[ace-bugs] ACE_Svc_Handler handle_input not called in some scenarios randomly when using ACE_SSL_Sock_Stream and ACE_Acceptor

Tue Apr 21 10:04:24 CDT 2020

Hi,

I wrote a simple server and client example and built it with the latest ACE 6.5.8. I could still recreate the issue that was earlier reported.

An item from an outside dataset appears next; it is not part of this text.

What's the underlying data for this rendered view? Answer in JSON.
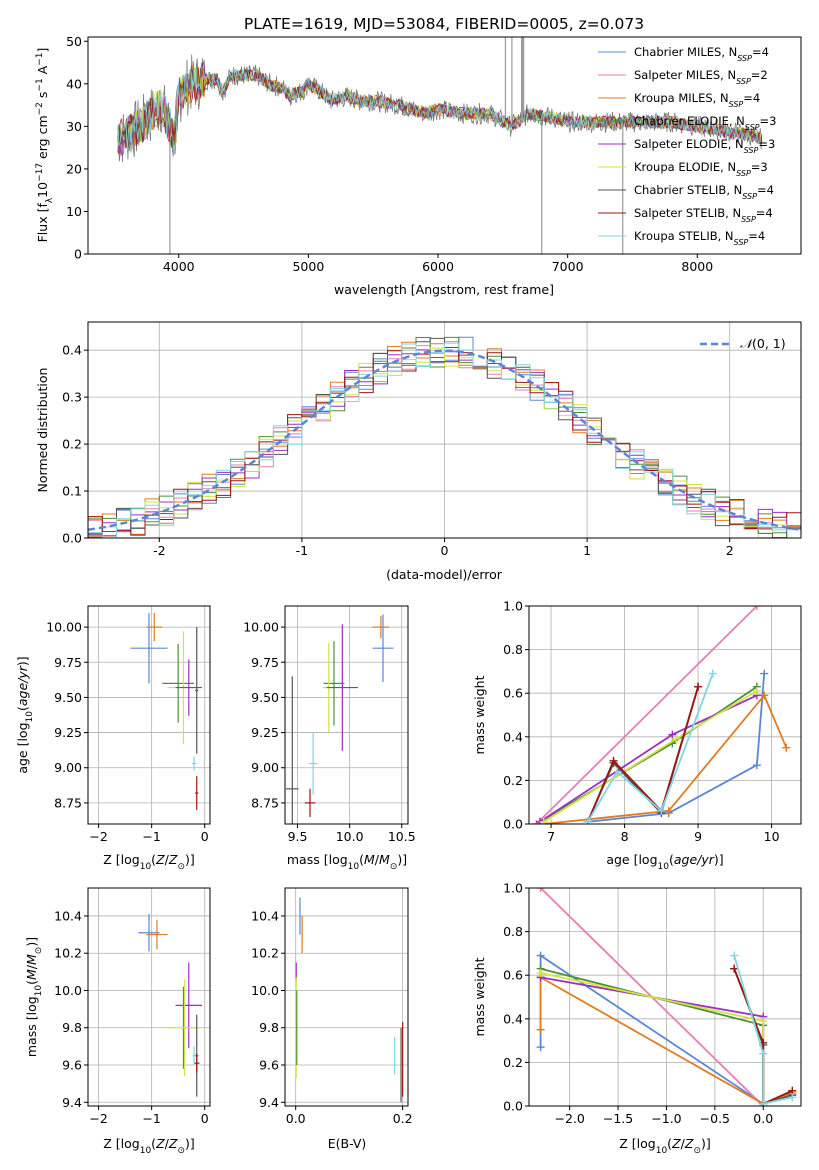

Please find attached the tar file containing the server and client example applications written.
Linux OS version of our development environment: Red Hat Enterprise Linux Server release 6.4
GCC version: gcc (GCC) 4.4.7 20120313 (Red Hat 4.4.7-3)

Steps to run the server and client example applications are as follows.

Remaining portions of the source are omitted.